Hércules explicó que esta deuda corresponde a compromisos adquiridos por la administración anterior y que no fueron debidamente registrados ni respaldados con disponibilidad presupuestaria, lo que ha dificultado el manejo fiscal del Estado.
“El problema de la deuda flotante es que no estaba plenamente reconocida ni documentada en el presupuesto, y ahora debemos asumirla y ordenarla para no seguir acumulando obligaciones sin respaldo”, señaló el funcionario.
El titular de Finanzas detalló que gran parte de estos compromisos están relacionados con pagos pendientes a proveedores, contratistas y servicios esenciales, los cuales se han venido arrastrando desde años anteriores.
Hércules indicó que el Gobierno trabaja en un proceso de depuración y verificación de estas obligaciones, con el fin de determinar cuáles corresponden legítimamente al Estado y establecer un plan de pago responsable que no comprometa la estabilidad económica.
Asimismo, subrayó que la elevada deuda flotante limita la capacidad del Ejecutivo para ejecutar nuevos proyectos y atender necesidades urgentes, ya que una parte considerable del presupuesto debe destinarse a saldar compromisos heredados.

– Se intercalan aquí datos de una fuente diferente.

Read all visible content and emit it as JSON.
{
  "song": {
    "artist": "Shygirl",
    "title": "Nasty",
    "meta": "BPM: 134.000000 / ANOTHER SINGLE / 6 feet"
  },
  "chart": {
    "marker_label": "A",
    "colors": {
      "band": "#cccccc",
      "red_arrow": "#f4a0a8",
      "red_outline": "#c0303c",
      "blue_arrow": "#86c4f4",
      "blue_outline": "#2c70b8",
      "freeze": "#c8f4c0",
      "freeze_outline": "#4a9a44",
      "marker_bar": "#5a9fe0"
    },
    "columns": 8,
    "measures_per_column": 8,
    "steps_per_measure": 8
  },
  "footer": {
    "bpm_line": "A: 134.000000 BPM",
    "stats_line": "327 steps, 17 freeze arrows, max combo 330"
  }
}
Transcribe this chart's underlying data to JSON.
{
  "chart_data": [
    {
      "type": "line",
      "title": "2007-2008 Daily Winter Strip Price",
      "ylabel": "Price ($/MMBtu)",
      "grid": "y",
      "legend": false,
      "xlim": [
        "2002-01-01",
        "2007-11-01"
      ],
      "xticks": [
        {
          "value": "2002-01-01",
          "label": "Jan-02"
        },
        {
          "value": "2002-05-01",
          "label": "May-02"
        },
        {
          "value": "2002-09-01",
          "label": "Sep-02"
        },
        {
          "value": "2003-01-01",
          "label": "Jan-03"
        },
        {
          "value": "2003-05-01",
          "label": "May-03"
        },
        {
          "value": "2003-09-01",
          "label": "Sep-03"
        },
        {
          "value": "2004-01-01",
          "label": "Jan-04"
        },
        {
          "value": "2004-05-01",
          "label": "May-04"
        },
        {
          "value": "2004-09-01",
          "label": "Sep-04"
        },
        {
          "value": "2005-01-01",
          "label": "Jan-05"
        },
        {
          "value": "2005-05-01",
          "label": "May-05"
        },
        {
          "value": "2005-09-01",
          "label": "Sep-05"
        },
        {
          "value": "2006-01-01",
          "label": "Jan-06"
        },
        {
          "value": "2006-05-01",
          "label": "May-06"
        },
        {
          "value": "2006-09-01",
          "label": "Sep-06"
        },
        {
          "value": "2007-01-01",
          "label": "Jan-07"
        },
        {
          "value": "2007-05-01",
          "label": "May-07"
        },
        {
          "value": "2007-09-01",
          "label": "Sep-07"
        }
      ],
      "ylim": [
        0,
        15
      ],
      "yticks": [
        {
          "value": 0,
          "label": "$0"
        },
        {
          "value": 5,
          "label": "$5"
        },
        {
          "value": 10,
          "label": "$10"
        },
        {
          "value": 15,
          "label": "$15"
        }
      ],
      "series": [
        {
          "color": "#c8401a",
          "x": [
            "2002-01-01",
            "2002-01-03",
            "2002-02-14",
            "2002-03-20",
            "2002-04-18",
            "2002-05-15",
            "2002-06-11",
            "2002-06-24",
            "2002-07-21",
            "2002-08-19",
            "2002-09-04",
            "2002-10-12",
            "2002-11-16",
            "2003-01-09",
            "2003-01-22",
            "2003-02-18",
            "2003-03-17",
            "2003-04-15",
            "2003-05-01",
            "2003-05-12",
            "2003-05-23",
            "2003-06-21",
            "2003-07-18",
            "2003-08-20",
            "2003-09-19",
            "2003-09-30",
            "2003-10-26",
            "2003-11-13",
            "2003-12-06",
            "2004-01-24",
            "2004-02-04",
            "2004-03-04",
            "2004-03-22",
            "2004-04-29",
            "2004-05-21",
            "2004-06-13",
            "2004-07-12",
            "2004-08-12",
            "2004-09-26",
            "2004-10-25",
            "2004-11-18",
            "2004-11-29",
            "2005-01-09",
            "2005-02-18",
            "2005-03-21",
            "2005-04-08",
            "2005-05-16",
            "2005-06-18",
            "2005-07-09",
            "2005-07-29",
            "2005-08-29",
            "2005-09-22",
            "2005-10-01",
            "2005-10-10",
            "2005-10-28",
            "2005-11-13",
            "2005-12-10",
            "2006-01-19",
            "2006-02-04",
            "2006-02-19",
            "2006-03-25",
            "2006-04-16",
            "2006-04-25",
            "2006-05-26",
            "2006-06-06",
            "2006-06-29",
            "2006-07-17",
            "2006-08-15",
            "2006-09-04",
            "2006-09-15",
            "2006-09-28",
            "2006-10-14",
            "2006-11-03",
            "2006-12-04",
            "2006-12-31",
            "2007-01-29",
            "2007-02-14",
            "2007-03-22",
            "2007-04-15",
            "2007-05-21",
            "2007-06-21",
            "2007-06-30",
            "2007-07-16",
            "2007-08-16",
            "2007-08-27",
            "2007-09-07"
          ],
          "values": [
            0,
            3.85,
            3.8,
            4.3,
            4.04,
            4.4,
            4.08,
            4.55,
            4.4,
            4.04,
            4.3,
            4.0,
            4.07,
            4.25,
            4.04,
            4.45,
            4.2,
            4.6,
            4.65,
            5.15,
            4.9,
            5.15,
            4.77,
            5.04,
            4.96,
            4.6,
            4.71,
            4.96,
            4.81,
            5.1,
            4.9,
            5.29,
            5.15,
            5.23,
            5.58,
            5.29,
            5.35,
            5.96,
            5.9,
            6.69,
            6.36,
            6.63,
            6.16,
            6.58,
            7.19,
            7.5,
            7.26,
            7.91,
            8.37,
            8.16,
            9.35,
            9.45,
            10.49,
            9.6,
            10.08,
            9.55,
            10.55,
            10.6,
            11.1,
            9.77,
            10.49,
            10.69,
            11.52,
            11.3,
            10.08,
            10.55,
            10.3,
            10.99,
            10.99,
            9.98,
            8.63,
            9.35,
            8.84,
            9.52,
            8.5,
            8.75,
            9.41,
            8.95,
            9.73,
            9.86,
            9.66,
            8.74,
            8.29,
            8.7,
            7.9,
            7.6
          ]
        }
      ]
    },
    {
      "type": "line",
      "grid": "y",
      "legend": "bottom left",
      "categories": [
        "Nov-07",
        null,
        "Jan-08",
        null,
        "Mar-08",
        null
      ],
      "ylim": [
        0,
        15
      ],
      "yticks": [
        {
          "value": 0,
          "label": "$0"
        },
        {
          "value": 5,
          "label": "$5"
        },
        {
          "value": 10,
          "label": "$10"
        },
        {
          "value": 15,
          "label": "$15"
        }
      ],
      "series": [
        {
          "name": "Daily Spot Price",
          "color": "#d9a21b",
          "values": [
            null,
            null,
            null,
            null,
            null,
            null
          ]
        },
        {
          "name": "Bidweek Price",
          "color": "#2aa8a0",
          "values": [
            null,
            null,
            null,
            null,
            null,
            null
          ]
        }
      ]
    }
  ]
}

El funcionario reiteró que la actual administración mantiene el compromiso de ordenar las finanzas públicas, fortalecer la transparencia y evitar que se repitan prácticas que generen desequilibrios fiscales.
Finalmente, Hércules hizo un llamado a la responsabilidad en el manejo del gasto público y aseguró que se continuará informando de manera periódica sobre el avance en la reducción de la deuda flotante y la situación financiera del país.